Not shown is the float output (I ran out of time due to load shedding).

Also time ran out to add a little hardening as it will read some crap at the end of the array when using 2byte or 4byte variables.

Not fully tested !!

2 Likes

Sweet! I will also test and compare with the other apporach

So with a strategy and working code on the table, I could not wait to try it out on a working equipment... So I dismantled one today after having recorded the displayed variables on the equipment controller, carefully plugged in my faithful Arduino Mega into the EEPROM, dumped its content, ran the Python script and searched the output with the variable values I had recorded and.... TADAAA... @jfjlaros you were spot on :star_struck:

I found the variables values stored under <f with an offset of 3 (and the first three bytes are indeed a header with a meaning).
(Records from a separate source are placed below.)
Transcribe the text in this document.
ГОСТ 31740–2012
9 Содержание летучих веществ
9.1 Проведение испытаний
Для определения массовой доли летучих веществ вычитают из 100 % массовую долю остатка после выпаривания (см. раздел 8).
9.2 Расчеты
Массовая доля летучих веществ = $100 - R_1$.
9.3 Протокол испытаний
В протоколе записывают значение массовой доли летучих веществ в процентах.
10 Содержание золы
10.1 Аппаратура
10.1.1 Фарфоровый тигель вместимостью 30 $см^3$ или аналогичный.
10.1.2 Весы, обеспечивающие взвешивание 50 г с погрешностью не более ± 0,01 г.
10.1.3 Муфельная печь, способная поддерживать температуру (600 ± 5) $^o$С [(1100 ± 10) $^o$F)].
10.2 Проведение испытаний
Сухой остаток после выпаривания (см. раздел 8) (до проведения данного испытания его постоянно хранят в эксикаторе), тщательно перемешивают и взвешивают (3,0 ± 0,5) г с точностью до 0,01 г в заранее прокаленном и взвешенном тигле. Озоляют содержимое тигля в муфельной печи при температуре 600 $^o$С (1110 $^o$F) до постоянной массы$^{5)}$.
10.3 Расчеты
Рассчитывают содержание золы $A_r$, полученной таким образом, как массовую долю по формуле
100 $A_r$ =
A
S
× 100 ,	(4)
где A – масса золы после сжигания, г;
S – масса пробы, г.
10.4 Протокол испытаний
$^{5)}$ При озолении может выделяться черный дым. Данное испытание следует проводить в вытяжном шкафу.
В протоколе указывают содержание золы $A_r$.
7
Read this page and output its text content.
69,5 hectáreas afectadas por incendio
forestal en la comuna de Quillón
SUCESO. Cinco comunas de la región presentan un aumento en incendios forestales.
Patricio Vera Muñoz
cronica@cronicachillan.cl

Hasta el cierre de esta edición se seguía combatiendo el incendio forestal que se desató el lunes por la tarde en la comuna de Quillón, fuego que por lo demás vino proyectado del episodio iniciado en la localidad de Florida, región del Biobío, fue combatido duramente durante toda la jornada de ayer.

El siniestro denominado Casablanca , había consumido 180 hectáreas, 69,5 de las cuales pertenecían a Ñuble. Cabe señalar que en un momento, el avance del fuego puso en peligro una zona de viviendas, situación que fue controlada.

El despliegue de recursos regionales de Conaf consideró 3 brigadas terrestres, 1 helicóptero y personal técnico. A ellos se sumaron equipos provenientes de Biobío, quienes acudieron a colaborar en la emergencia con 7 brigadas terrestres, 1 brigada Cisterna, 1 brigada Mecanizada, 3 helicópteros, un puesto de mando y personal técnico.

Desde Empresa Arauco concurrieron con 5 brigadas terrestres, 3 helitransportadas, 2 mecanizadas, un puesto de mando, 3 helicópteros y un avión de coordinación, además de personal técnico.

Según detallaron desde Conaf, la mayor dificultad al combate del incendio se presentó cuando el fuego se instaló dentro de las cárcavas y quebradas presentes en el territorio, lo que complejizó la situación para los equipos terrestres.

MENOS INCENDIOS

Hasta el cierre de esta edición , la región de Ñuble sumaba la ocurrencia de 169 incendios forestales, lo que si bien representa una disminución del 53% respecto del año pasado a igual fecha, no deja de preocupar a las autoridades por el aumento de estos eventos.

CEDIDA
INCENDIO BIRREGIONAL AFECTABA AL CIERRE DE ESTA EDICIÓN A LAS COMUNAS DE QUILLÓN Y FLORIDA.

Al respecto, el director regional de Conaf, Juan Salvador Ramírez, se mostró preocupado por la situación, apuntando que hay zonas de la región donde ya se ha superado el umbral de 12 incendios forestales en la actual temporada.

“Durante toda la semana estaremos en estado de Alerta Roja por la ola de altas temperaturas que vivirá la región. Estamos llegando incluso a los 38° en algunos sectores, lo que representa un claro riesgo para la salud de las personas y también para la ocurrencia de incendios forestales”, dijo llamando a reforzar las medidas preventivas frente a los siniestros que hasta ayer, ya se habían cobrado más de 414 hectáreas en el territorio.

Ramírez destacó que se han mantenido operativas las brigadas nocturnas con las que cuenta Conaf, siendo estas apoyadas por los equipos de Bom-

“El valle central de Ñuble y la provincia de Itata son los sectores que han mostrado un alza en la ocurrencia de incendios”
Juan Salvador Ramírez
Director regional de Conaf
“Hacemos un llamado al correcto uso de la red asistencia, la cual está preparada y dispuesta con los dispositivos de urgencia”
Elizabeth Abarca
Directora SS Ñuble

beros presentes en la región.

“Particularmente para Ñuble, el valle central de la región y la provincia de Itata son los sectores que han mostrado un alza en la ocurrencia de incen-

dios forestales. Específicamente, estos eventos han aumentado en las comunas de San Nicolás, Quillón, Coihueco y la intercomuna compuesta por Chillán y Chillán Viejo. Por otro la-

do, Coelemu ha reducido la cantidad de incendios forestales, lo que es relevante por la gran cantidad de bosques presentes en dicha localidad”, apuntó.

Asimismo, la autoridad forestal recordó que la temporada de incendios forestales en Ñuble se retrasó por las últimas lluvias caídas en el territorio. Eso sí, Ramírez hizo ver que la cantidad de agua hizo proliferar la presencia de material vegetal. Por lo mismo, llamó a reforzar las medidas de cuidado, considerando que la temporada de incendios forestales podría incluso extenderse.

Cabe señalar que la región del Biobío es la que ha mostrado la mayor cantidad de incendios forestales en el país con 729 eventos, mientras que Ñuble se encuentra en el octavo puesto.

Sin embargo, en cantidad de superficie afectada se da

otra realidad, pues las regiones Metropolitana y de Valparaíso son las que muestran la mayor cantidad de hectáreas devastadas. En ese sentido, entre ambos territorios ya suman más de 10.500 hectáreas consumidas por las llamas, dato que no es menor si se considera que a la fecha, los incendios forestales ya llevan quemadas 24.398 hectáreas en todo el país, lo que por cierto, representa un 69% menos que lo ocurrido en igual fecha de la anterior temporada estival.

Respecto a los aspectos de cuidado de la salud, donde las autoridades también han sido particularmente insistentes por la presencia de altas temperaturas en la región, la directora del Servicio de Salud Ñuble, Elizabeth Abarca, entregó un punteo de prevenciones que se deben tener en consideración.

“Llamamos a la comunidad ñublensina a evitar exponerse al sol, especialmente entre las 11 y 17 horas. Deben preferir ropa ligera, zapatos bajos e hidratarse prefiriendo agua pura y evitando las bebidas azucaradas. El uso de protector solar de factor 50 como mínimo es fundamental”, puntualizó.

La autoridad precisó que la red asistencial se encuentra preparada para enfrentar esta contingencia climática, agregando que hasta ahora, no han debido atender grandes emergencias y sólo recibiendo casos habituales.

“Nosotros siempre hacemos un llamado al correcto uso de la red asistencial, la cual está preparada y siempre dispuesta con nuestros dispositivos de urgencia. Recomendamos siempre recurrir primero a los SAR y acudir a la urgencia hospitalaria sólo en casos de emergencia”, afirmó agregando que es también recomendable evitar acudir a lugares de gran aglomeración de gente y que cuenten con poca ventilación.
<f: 24.2891845703125 9045.4140625 nan 808.2369384765625 20.299999237060547 0.019999999552965164 nan nan

The last two values (20.2999... and 0.01999) I don't know what they are but the last one (0.01999) is the exact same value as in my test EEPROM which was pulled out of another equipment.
One thing I am wondering and will investigate is whether the "nan" in third position could hide other parameters in other format

In any case this is already a great success and I'd like to thank you all for your fantastic help!

From the age of the equipment I would expect it is an 8 bit machine with RAM and ROM/EEPROM chips with some peripheral I/O devices.